PE1[i] = sum(pre.outcome01 == valid$Loan)/length(pred01)
PE2[i] = sum(pre.outcome02 == valid$Loan)/length(pred02)

avg.pe = cbind(PE1 = mean(PE1), PE2 = mean(PE2))
kable(avg.pe, caption = "Average of prediction errors of candidate models")
Average of prediction errors of candidate models
PE1 PE2
0 0

According to the table, the average predictive errors for both the full and reduced models are the same. Since the reduced model has less variables, this model will be chosen as the final predictive model.

The prediction accuracy of the final model is given via the table

pred02 = predict(candidate02, newdata = test, type="response")
pred02.outcome = ifelse(as.vector(pred02) > 0.5, "pos", "neg")

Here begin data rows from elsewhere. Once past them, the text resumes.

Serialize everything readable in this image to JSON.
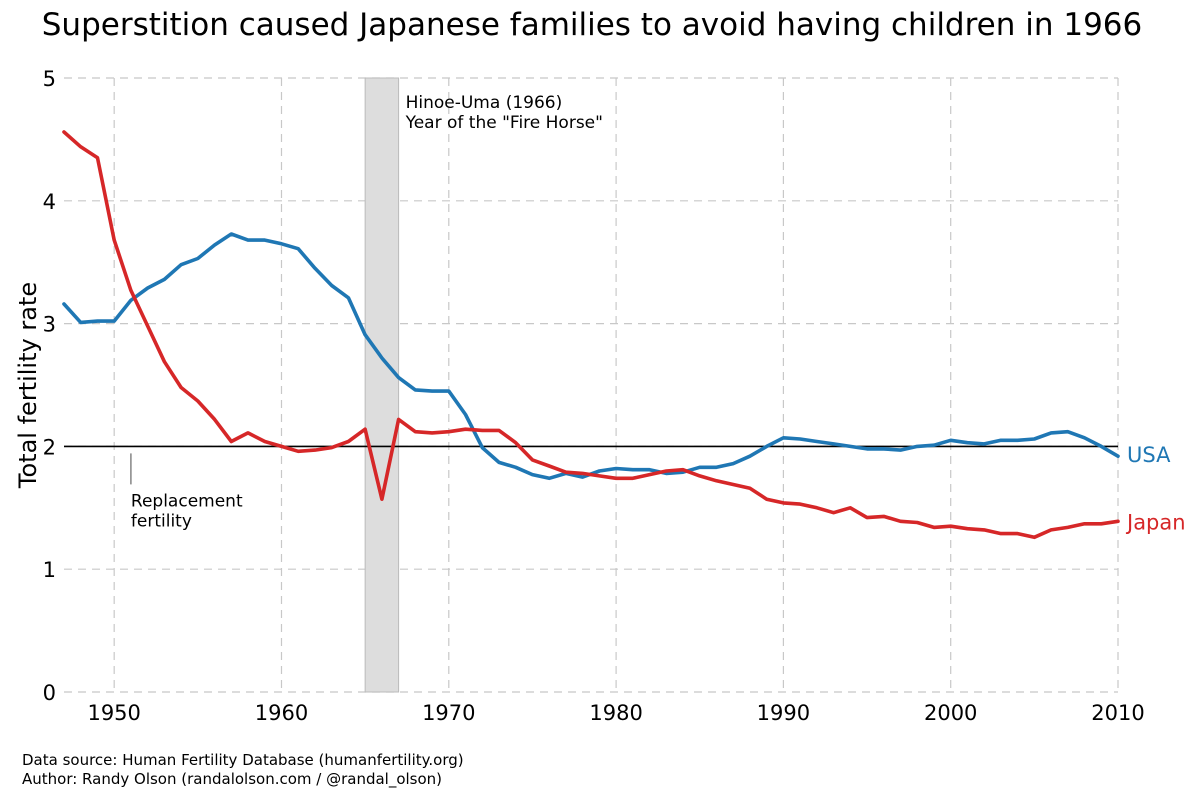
{
  "chart_data": {
    "type": "line",
    "title": "Superstition caused Japanese families to avoid having children in 1966",
    "xlabel": "",
    "ylabel": "Total fertility rate",
    "xlim": [
      1947,
      2010
    ],
    "ylim": [
      0,
      5
    ],
    "xticks": [
      1950,
      1960,
      1970,
      1980,
      1990,
      2000,
      2010
    ],
    "yticks": [
      0,
      1,
      2,
      3,
      4,
      5
    ],
    "grid": true,
    "x": [
      1947,
      1948,
      1949,
      1950,
      1951,
      1952,
      1953,
      1954,
      1955,
      1956,
      1957,
      1958,
      1959,
      1960,
      1961,
      1962,
      1963,
      1964,
      1965,
      1966,
      1967,
      1968,
      1969,
      1970,
      1971,
      1972,
      1973,
      1974,
      1975,
      1976,
      1977,
      1978,
      1979,
      1980,
      1981,
      1982,
      1983,
      1984,
      1985,
      1986,
      1987,
      1988,
      1989,
      1990,
      1991,
      1992,
      1993,
      1994,
      1995,
      1996,
      1997,
      1998,
      1999,
      2000,
      2001,
      2002,
      2003,
      2004,
      2005,
      2006,
      2007,
      2008,
      2009,
      2010
    ],
    "series": [
      {
        "name": "USA",
        "color": "#1f77b4",
        "values": [
          3.16,
          3.01,
          3.02,
          3.02,
          3.19,
          3.29,
          3.36,
          3.48,
          3.53,
          3.64,
          3.73,
          3.68,
          3.68,
          3.65,
          3.61,
          3.45,
          3.31,
          3.21,
          2.91,
          2.72,
          2.56,
          2.46,
          2.45,
          2.45,
          2.26,
          1.99,
          1.87,
          1.83,
          1.77,
          1.74,
          1.78,
          1.75,
          1.8,
          1.82,
          1.81,
          1.81,
          1.78,
          1.79,
          1.83,
          1.83,
          1.86,
          1.92,
          2.0,
          2.07,
          2.06,
          2.04,
          2.02,
          2.0,
          1.98,
          1.98,
          1.97,
          2.0,
          2.01,
          2.05,
          2.03,
          2.02,
          2.05,
          2.05,
          2.06,
          2.11,
          2.12,
          2.07,
          2.0,
          1.92
        ]
      },
      {
        "name": "Japan",
        "color": "#d62728",
        "values": [
          4.56,
          4.44,
          4.35,
          3.68,
          3.27,
          2.98,
          2.69,
          2.48,
          2.37,
          2.22,
          2.04,
          2.11,
          2.04,
          2.0,
          1.96,
          1.97,
          1.99,
          2.04,
          2.14,
          1.57,
          2.22,
          2.12,
          2.11,
          2.12,
          2.14,
          2.13,
          2.13,
          2.03,
          1.89,
          1.84,
          1.79,
          1.78,
          1.76,
          1.74,
          1.74,
          1.77,
          1.8,
          1.81,
          1.76,
          1.72,
          1.69,
          1.66,
          1.57,
          1.54,
          1.53,
          1.5,
          1.46,
          1.5,
          1.42,
          1.43,
          1.39,
          1.38,
          1.34,
          1.35,
          1.33,
          1.32,
          1.29,
          1.29,
          1.26,
          1.32,
          1.34,
          1.37,
          1.37,
          1.39
        ]
      }
    ],
    "reference_line": {
      "y": 2,
      "label_line1": "Replacement",
      "label_line2": "fertility"
    },
    "highlight_band": {
      "x_start": 1965,
      "x_end": 1967,
      "label_line1": "Hinoe-Uma (1966)",
      "label_line2": "Year of the \"Fire Horse\""
    }
  },
  "footer": {
    "source": "Data source: Human Fertility Database (humanfertility.org)",
    "author": "Author: Randy Olson (randalolson.com / @randal_olson)"
  },
  "colors": {
    "usa": "#1f77b4",
    "japan": "#d62728",
    "band_fill": "#dddddd",
    "band_stroke": "#bbbbbb",
    "grid": "#c8c8c8"
  }
}
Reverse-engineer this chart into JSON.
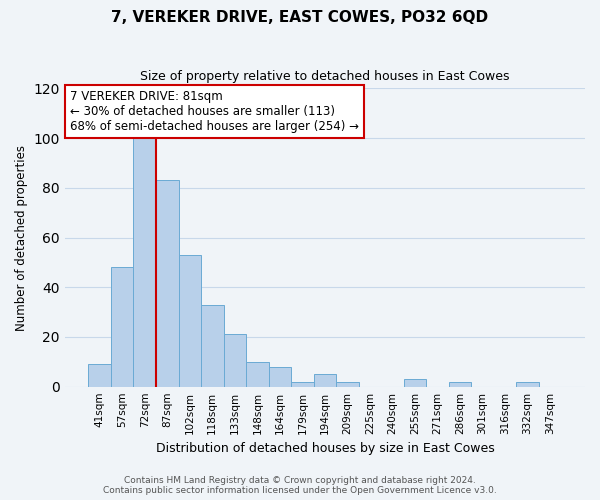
{
  "title": "7, VEREKER DRIVE, EAST COWES, PO32 6QD",
  "subtitle": "Size of property relative to detached houses in East Cowes",
  "xlabel": "Distribution of detached houses by size in East Cowes",
  "ylabel": "Number of detached properties",
  "bar_labels": [
    "41sqm",
    "57sqm",
    "72sqm",
    "87sqm",
    "102sqm",
    "118sqm",
    "133sqm",
    "148sqm",
    "164sqm",
    "179sqm",
    "194sqm",
    "209sqm",
    "225sqm",
    "240sqm",
    "255sqm",
    "271sqm",
    "286sqm",
    "301sqm",
    "316sqm",
    "332sqm",
    "347sqm"
  ],
  "bar_values": [
    9,
    48,
    100,
    83,
    53,
    33,
    21,
    10,
    8,
    2,
    5,
    2,
    0,
    0,
    3,
    0,
    2,
    0,
    0,
    2,
    0
  ],
  "bar_color": "#b8d0ea",
  "bar_edge_color": "#6aaad4",
  "vline_color": "#cc0000",
  "annotation_text": "7 VEREKER DRIVE: 81sqm\n← 30% of detached houses are smaller (113)\n68% of semi-detached houses are larger (254) →",
  "annotation_box_color": "white",
  "annotation_box_edge": "#cc0000",
  "ylim": [
    0,
    120
  ],
  "yticks": [
    0,
    20,
    40,
    60,
    80,
    100,
    120
  ],
  "footnote": "Contains HM Land Registry data © Crown copyright and database right 2024.\nContains public sector information licensed under the Open Government Licence v3.0.",
  "bg_color": "#f0f4f8",
  "grid_color": "#c8d8ea"
}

accuracy = sum(pred02.outcome == test$Loan)/length(pred02)
kable(accuracy, caption = "The actual accuracy of the final model")
The actual accuracy of the final model
x
0

4 Summary of report

This study focused on predicting loan defaults. To find out which model was best for predicting loan defaults, 2 candidate models (the full and reduced model generated via backwards stepwise regression) were used. The reduced model was selected as the final model.